Глухое рычание прокатилось по телу Наиматун. Она заговорила, словно про себя:
– Он зашевелился. На Запад легла тяжелая тень.
– Кто зашевелился?
Дракана закрыла глаза и снова опустила голову себе на шею.
– Останься со мной до рассвета, Тани.
– Конечно.
Девушка легла рядом. Наиматун придвинулась и обвила ее кольцами.
– Спи, – сказала она. – Звезды посторожат наш сон.
Ее тело защищало от ветра. Засыпая, прильнув к дракане, убаюканная биением ее сердца, Тани чувствовала себя удивительно – словно вернулась в материнское лоно.
И еще ей почудилось, будто что-то смыкается вокруг нее. Как сеть вокруг бьющейся рыбы.
26Запад
Весть о выходе королевы в город разнеслась по Инису от Горелой бухты до туманного берега Утесов. Сабран впервые после коронации должна была показаться народу столицы, и столица готовилась к встрече. Эда оглянуться не успела, как день настал.
Одеваясь, она скрыла на себе клинки. Два длинных – спрятала под юбками, еще один – сунула за лиф и четвертый – в сапог. Оставить на виду можно было только нарядный кинжальчик, какие носили все дамы опочивальни.
В пять часов Эда встретилась с Катриен в королевских покоях и вместе с ней отправилась будить Сабран и Розлайн.
Для первого после коронации выхода к народу дамы должны были представить свою королеву не просто красавицей. Она должна была выглядеть божественно. Ее одели в синий, как полночь, бархат, опоясали сердоликовым пояском, накинули на плечи палантин из меха бодмина, в котором она ярко выделялась среди одетой в отливающий бронзой атлас и коричневые меха свиты. Такой она воскрешала воспоминания о королеве Розариан, любившей синий цвет.

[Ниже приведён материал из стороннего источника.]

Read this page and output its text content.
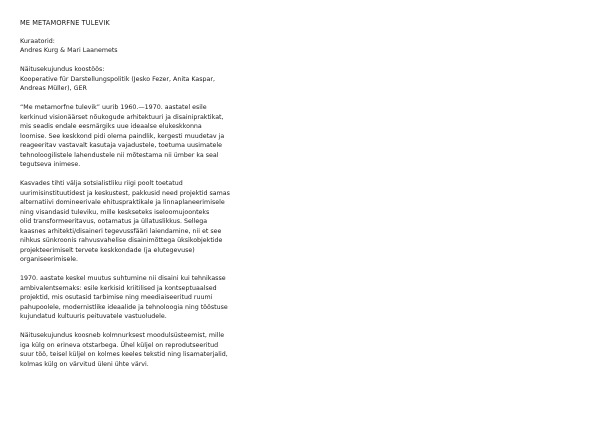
ME METAMORFNE TULEVIK
Kuraatorid:
Andres Kurg & Mari Laanemets
Näitusekujundus koostöös:
Kooperative für Darstellungspolitik (Jesko Fezer, Anita Kaspar,
Andreas Müller), GER
“Me metamorfne tulevik” uurib 1960.—1970. aastatel esile
kerkinud visionäärset nõukogude arhitektuuri ja disainipraktikat,
mis seadis endale eesmärgiks uue ideaalse elukeskkonna
loomise. See keskkond pidi olema paindlik, kergesti muudetav ja
reageeritav vastavalt kasutaja vajadustele, toetuma uusimatele
tehnoloogilistele lahendustele nii mõtestama nii ümber ka seal
tegutseva inimese.
Kasvades tihti välja sotsialistliku riigi poolt toetatud
uurimisinstituutidest ja keskustest, pakkusid need projektid samas
alternatiivi domineerivale ehituspraktikale ja linnaplaneerimisele
ning visandasid tuleviku, mille keskseteks iseloomujoonteks
olid transformeeritavus, ootamatus ja üllatuslikkus. Sellega
kaasnes arhitekti/disaineri tegevussfääri laiendamine, nii et see
nihkus sünkroonis rahvusvahelise disainimõttega üksikobjektide
projekteerimiselt tervete keskkondade (ja elutegevuse)
organiseerimisele.
1970. aastate keskel muutus suhtumine nii disaini kui tehnikasse
ambivalentsemaks: esile kerkisid kriitilised ja kontseptuaalsed
projektid, mis osutasid tarbimise ning meediaiseeritud ruumi
pahupoolele, modernistlike ideaalide ja tehnoloogia ning tööstuse
kujundatud kultuuris peituvatele vastuoludele.
Näitusekujundus koosneb kolmnurksest moodulsüsteemist, mille
iga külg on erineva otstarbega. Ühel küljel on reprodutseeritud
suur töö, teisel küljel on kolmes keeles tekstid ning lisamaterjalid,
kolmas külg on värvitud üleni ühte värvi.
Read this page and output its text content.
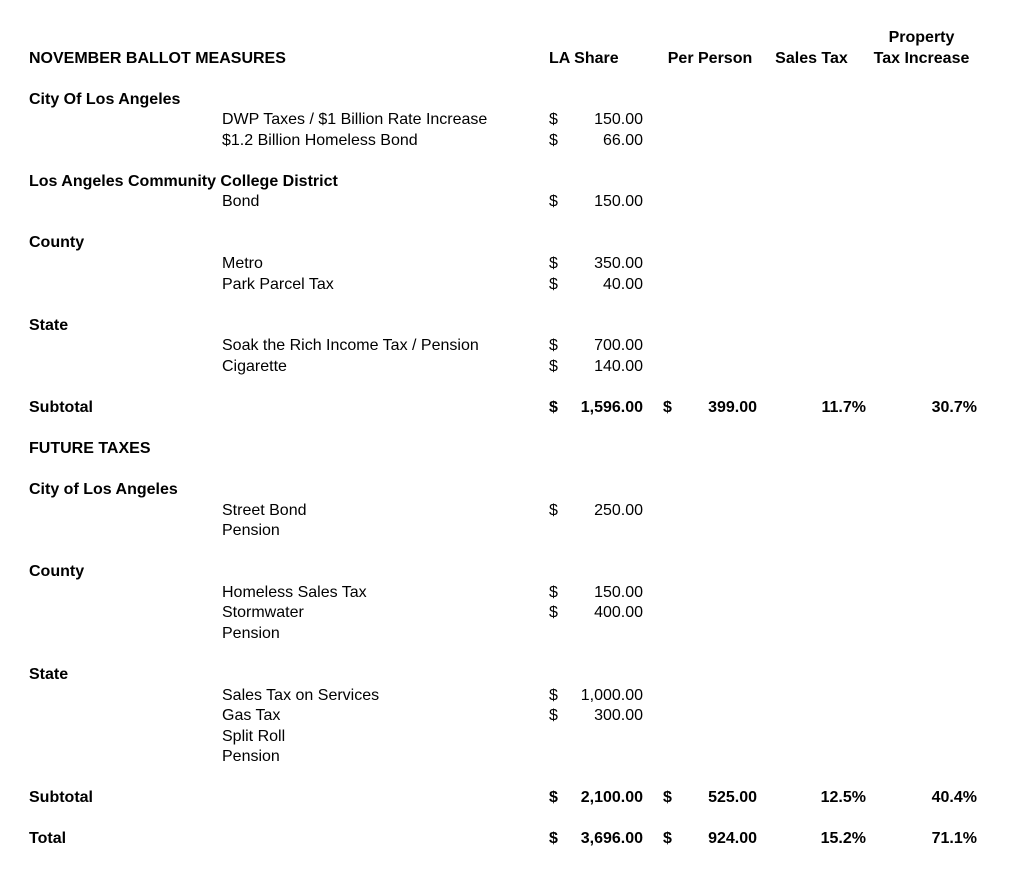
Property
NOVEMBER BALLOT MEASURES	LA Share	Per Person	Sales Tax	Tax Increase
City Of Los Angeles
DWP Taxes / $1 Billion Rate Increase	$ 150.00
$1.2 Billion Homeless Bond	$	66.00
Los Angeles Community College District
Bond	$ 150.00
County
Metro	$ 350.00
Park Parcel Tax	$	40.00
State
Soak the Rich Income Tax / Pension	$ 700.00
Cigarette	$ 140.00
Subtotal	$ 1,596.00 $ 399.00	11.7%	30.7%
FUTURE TAXES
City of Los Angeles
Street Bond	$ 250.00
Pension
County
Homeless Sales Tax	$ 150.00
Stormwater	$ 400.00
Pension
State
Sales Tax on Services	$ 1,000.00
Gas Tax	$ 300.00
Split Roll
Pension
Subtotal	$ 2,100.00 $ 525.00	12.5%	40.4%
Total	$ 3,696.00 $ 924.00	15.2%	71.1%
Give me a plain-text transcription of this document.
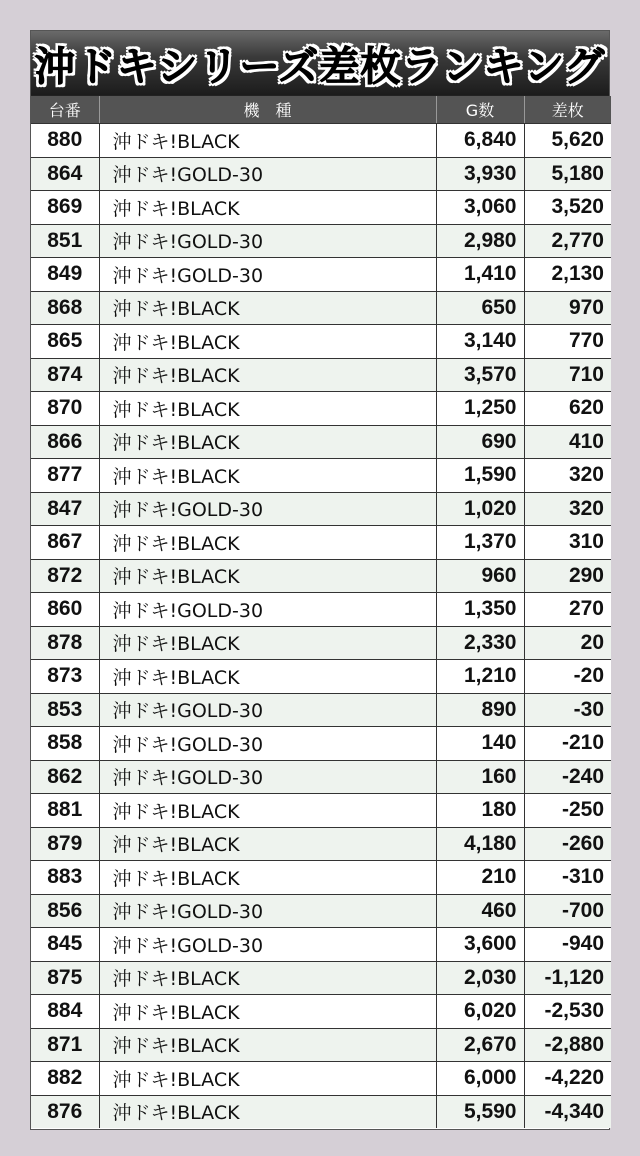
沖ドキシリーズ差枚ランキング
台番	機　種	G数	差枚
880	沖ドキ!BLACK	6,840	5,620
864	沖ドキ!GOLD-30	3,930	5,180
869	沖ドキ!BLACK	3,060	3,520
851	沖ドキ!GOLD-30	2,980	2,770
849	沖ドキ!GOLD-30	1,410	2,130
868	沖ドキ!BLACK	650	970
865	沖ドキ!BLACK	3,140	770
874	沖ドキ!BLACK	3,570	710
870	沖ドキ!BLACK	1,250	620
866	沖ドキ!BLACK	690	410
877	沖ドキ!BLACK	1,590	320
847	沖ドキ!GOLD-30	1,020	320
867	沖ドキ!BLACK	1,370	310
872	沖ドキ!BLACK	960	290
860	沖ドキ!GOLD-30	1,350	270
878	沖ドキ!BLACK	2,330	20
873	沖ドキ!BLACK	1,210	-20
853	沖ドキ!GOLD-30	890	-30
858	沖ドキ!GOLD-30	140	-210
862	沖ドキ!GOLD-30	160	-240
881	沖ドキ!BLACK	180	-250
879	沖ドキ!BLACK	4,180	-260
883	沖ドキ!BLACK	210	-310
856	沖ドキ!GOLD-30	460	-700
845	沖ドキ!GOLD-30	3,600	-940
875	沖ドキ!BLACK	2,030	-1,120
884	沖ドキ!BLACK	6,020	-2,530
871	沖ドキ!BLACK	2,670	-2,880
882	沖ドキ!BLACK	6,000	-4,220
876	沖ドキ!BLACK	5,590	-4,340
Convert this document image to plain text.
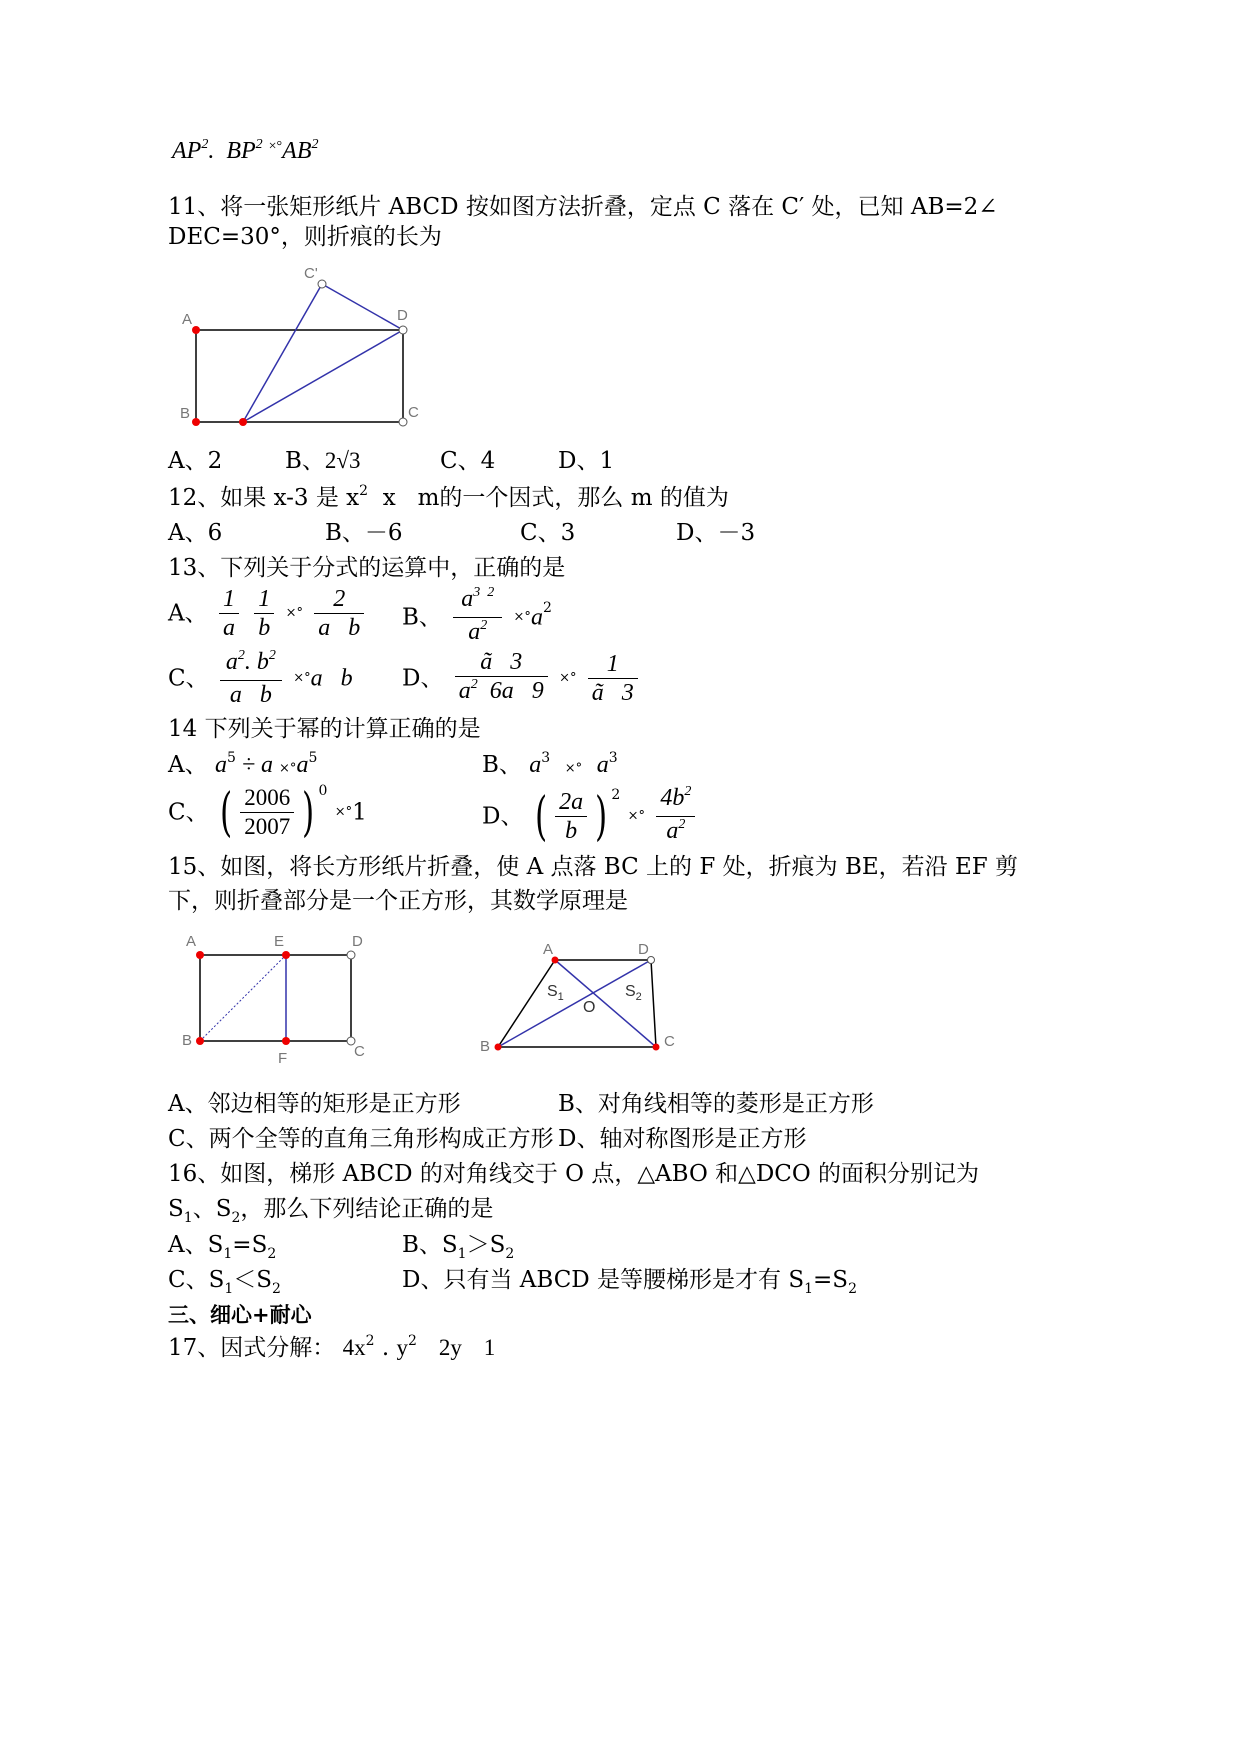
$AP^2$. $BP^2$ $^{\times^\circ}AB^2$
11、将一张矩形纸片 ABCD 按如图方法折叠，定点 C 落在 C′ 处，已知 AB=2∠
DEC=30°，则折痕的长为
A
B
D
C
C'
A、2	B、2√3	C、4	D、1
12、如果 x-3 是 $x^2$  x   m的一个因式，那么 m 的值为
A、6	B、－6	C、3	D、－3
13、下列关于分式的运算中，正确的是
A、 $\frac{1}{a}$
$\frac{1}{b}$ ×° $\frac{2}{\text{a   b}}$ B、 $\frac{a^{3 2}}{a^2} \times^\circ a^2$
C、 $\frac{a^2. b^2}{\text{a   b}} \times^\circ a$   b D、 $\frac{ã 3}{a^2 6a 9}$ ×° $\frac{1}{ã 3}$
14 下列关于幂的计算正确的是
A、 $a^5 \div a \times^\circ a^5$	B、 $a^3$  ×° $a^3$
C、 ( $\frac{2006}{2007}$ ) $^0$ ×°1	D、 ( $\frac{2a}{b}$ ) $^2$ ×° $\frac{4b^2}{a^2}$
15、如图，将长方形纸片折叠，使 A 点落 BC 上的 F 处，折痕为 BE，若沿 EF 剪
下，则折叠部分是一个正方形，其数学原理是
A	E	D
B
F	C
A	D
B	C
O
$S_1$	$S_2$
A、邻边相等的矩形是正方形	B、对角线相等的菱形是正方形
C、两个全等的直角三角形构成正方形 D、轴对称图形是正方形
16、如图，梯形 ABCD 的对角线交于 O 点，△ABO 和△DCO 的面积分别记为
$S_1$、$S_2$，那么下列结论正确的是
A、$S_1=S_2$	B、$S_1>S_2$
C、$S_1<S_2$	D、只有当 ABCD 是等腰梯形是才有 $S_1=S_2$
三、细心+耐心
17、因式分解： $4x^2$ . $y^2$ 2y 1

На ее корсаже блестела брошь в форме меча. Во всех странах Добродетели одна Сабран избрала покровителем самого Святого. Розлайн, украсившая свои волосы янтарем и стеклянными клюковками, взялась выбрать драгоценности для королевы. Эда занялась прической. Придерживая Сабран за плечо, она разбирала зубьями гребня волну черных волос, пропуская между пальцами гладкие локоны.
Сабран стояла как изваяние. Глаза у нее воспалились от бессонницы.
Эда старалась не причинять боли. Сабран откидывала голову, подчиняясь ее прикосновениям. С каждым движением гладившего волосы гребня плечи королевы расслаблялись, разжимались сцепленные зубы. Трудясь над прической, Эда касалась кончиками пальцев кожи у нее за ухом.
– Ты сегодня очень красива, Эда, – сказала Сабран.
Она впервые заговорила с тех пор, как встала с постели.
– Ваше величество так добры, – отозвалась Эда, трудясь над упрямым узелком. – Вам не терпится побывать в городе?
Сабран ответила не сразу. Эда все занималась ее прической.
– Я рада увидеть свой народ, – наконец ответила Сабран. – Отец всегда советовал мне бывать среди людей, но… я не могла.
Она, должно быть, вспомнила мать. Вот причина, по которой она четырнадцать лет видела только блеск дворцовых покоев.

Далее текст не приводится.